The FX series “American Horror Story” has gained quite a following during its five-year run. Its content that pushes boundaries of cable censors, shifting storylines between seasons, and revolving cast of cult favorites and A-listers has drawn in mainstream teen and college-aged audiences and die-hard horror fans alike. However, I’ve personally felt the show has been on a downwards slope since season one. “Hotel” has been garnering mixed reviews in comparison to previous seasons, but while it is technically the worst season, it is my favorite since season one.

   The acting in this season is incredibly uneven. We get some excellent performances (Lady Gaga is surprisingly charming and imposing as The Countess, and Denis O’Hare really sinks his teeth into the bombastic type of role that bartender Liz Taylor provides); we get some hilariously over-the-top roles (Evan Peters’ serial killer ghost James Patrick March walks and talks like a bad gangster movie clichê from the 1930s and takes a ridiculous delight in killing), and many terrifically dull ones (Wes Bentley seems exceptionally bored in his role as hardboiled detective John Lowe). The characters are all entirely unlikable, so it’s a chore to try to care about anyone. Even in the first few seasons, when characters made morally wrong choices, it seemed less out of malice and more because they were flawed and human and therefore more relatable and tragic. Here, even the characters who seemed as vanilla as possible turned out to be pretty terrible people by season’s end, holding little-to-no redeeming qualities and taking joy in causing harm to others. The only ones who are remotely likable are the small supporting characters who have no real character traits and are just disposable fodder for the main characters.

   The one major criticism I have of this series as a whole is it is essentially a teen drama. Murphy’s series, even one’s I’ve really liked (“Nip/Tuck”), always have had a sense of immaturity and a noticeable lack of subtlety. It almost seems as though Murphy realizes he has written some sort of CW-esque poppy drama and then thinks peppering it with tons of sex and gore will somehow make it seem more adult and mature, when in truth it merely highlights how truly infantile the whole show is. Sex and gore don’t make things more mature on their own; a piece of art’s maturity comes more with complex insights and themes. Murphy always seems on the brink of tapping into (particularly in season one of this series and earlier seasons of “Nip/Tuck”), but always falls back on more blatant predictable dialogue and character arcs, as though he fears his audience is not intelligent enough to process anything more subtle. The on-the-nose dialogue and bland characters feel a little bit insulting.

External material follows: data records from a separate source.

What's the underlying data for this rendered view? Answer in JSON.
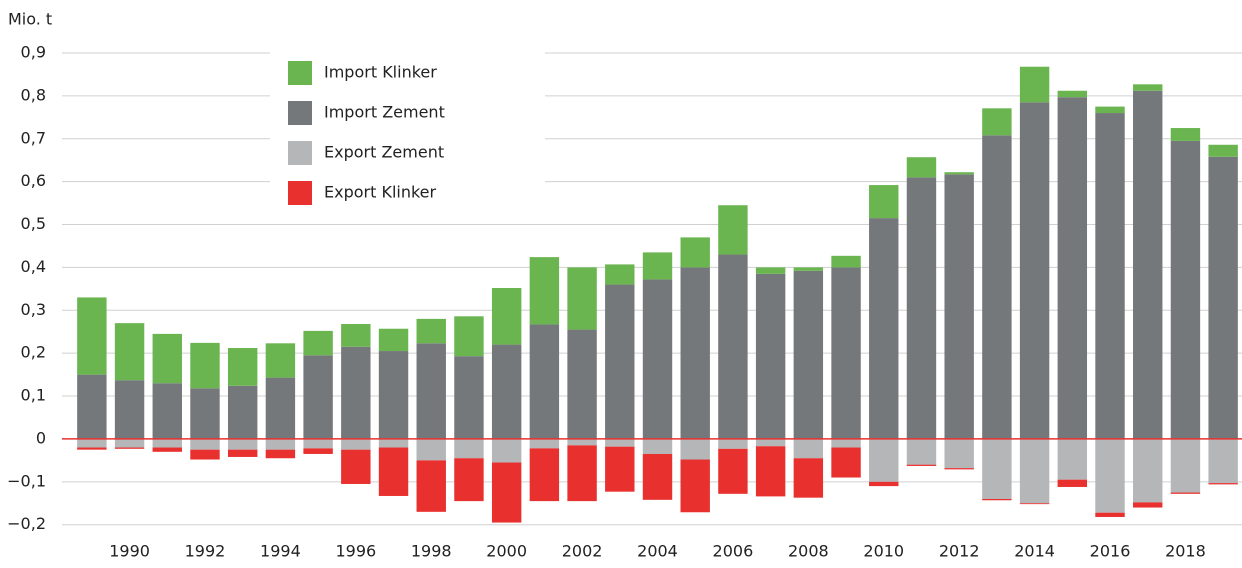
{
  "chart_data": {
    "type": "bar",
    "stacked": true,
    "y_unit_label": "Mio. t",
    "categories": [
      null,
      "1990",
      null,
      "1992",
      null,
      "1994",
      null,
      "1996",
      null,
      "1998",
      null,
      "2000",
      null,
      "2002",
      null,
      "2004",
      null,
      "2006",
      null,
      "2008",
      null,
      "2010",
      null,
      "2012",
      null,
      "2014",
      null,
      "2016",
      null,
      "2018",
      null
    ],
    "series": [
      {
        "name": "Import Klinker",
        "color": "#6ab550",
        "values": [
          0.18,
          0.133,
          0.115,
          0.106,
          0.088,
          0.08,
          0.057,
          0.053,
          0.052,
          0.057,
          0.093,
          0.132,
          0.157,
          0.145,
          0.047,
          0.063,
          0.07,
          0.115,
          0.015,
          0.008,
          0.027,
          0.077,
          0.047,
          0.005,
          0.063,
          0.083,
          0.015,
          0.015,
          0.015,
          0.03,
          0.028
        ]
      },
      {
        "name": "Import Zement",
        "color": "#75787b",
        "values": [
          0.15,
          0.137,
          0.13,
          0.118,
          0.124,
          0.143,
          0.195,
          0.215,
          0.205,
          0.223,
          0.193,
          0.22,
          0.267,
          0.255,
          0.36,
          0.372,
          0.4,
          0.43,
          0.385,
          0.392,
          0.4,
          0.515,
          0.61,
          0.617,
          0.708,
          0.785,
          0.797,
          0.76,
          0.812,
          0.695,
          0.658
        ]
      },
      {
        "name": "Export Zement",
        "color": "#b4b6b8",
        "values": [
          -0.02,
          -0.02,
          -0.02,
          -0.025,
          -0.025,
          -0.025,
          -0.022,
          -0.025,
          -0.02,
          -0.05,
          -0.045,
          -0.055,
          -0.022,
          -0.015,
          -0.018,
          -0.035,
          -0.048,
          -0.023,
          -0.017,
          -0.045,
          -0.02,
          -0.1,
          -0.06,
          -0.068,
          -0.14,
          -0.15,
          -0.095,
          -0.172,
          -0.148,
          -0.125,
          -0.103
        ]
      },
      {
        "name": "Export Klinker",
        "color": "#e8312f",
        "values": [
          -0.005,
          -0.003,
          -0.01,
          -0.023,
          -0.017,
          -0.02,
          -0.013,
          -0.08,
          -0.113,
          -0.12,
          -0.1,
          -0.14,
          -0.123,
          -0.13,
          -0.105,
          -0.107,
          -0.123,
          -0.105,
          -0.117,
          -0.092,
          -0.07,
          -0.01,
          -0.003,
          -0.003,
          -0.003,
          -0.002,
          -0.017,
          -0.01,
          -0.012,
          -0.003,
          -0.003
        ]
      }
    ],
    "ylim": [
      -0.2,
      0.9
    ],
    "yticks": [
      {
        "value": -0.2,
        "label": "−0,2"
      },
      {
        "value": -0.1,
        "label": "−0,1"
      },
      0,
      {
        "value": 0.1,
        "label": "0,1"
      },
      {
        "value": 0.2,
        "label": "0,2"
      },
      {
        "value": 0.3,
        "label": "0,3"
      },
      {
        "value": 0.4,
        "label": "0,4"
      },
      {
        "value": 0.5,
        "label": "0,5"
      },
      {
        "value": 0.6,
        "label": "0,6"
      },
      {
        "value": 0.7,
        "label": "0,7"
      },
      {
        "value": 0.8,
        "label": "0,8"
      },
      {
        "value": 0.9,
        "label": "0,9"
      }
    ],
    "grid": true,
    "zero_line_color": "#e8312f",
    "legend": "upper left"
  }
}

   This series suffers the exact opposite issue as “Nip/Tuck,” which suffered from a lack of ideas by its later seasons. Although all of “AHS” is set in the same universe, each season is essentially a stand-alone arc with new characters and a new location. However, due to this, Murphy must resolve each season’s plotlines within those 12-13 episodes. The problem is, Murphy seems to have so many ideas running through his head at once and wants to infuse so many of them into one season that there are plotlines that could fill two seasons crammed into one. The rush to tie up dozens of loose ends by the season’s final episodes always leaves the conclusions cluttered and disappointing.

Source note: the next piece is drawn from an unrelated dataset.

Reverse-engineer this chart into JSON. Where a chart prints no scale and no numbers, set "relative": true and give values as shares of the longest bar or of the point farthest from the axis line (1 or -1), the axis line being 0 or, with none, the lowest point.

   “American Horror Story: Hotel,” despite having the most flaws of any of the seasons, feels like Murphy is just doing whatever he wants, no matter how ludicrous or pointless (Matt Bomer’s Donovan dancing drunk to “Hotline Bling” by Drake in his penthouse was very amusing), and I respect that. Sure, it’s essentially an exploitation film stretched out to TV length (paper-thin characters, excessive violence for violence’s sake, etc.), but I enjoy that subgenre, no matter how trashy, and feel it definitely has its place. I just wish people would not pretend that it’s more brilliant than it is and just acknowledge it as what it is: popcorn entertainment. Despite me harping on it, it’s a series so entertaining and crazy and stupid I can’t help but watch it every week just to see what happens next.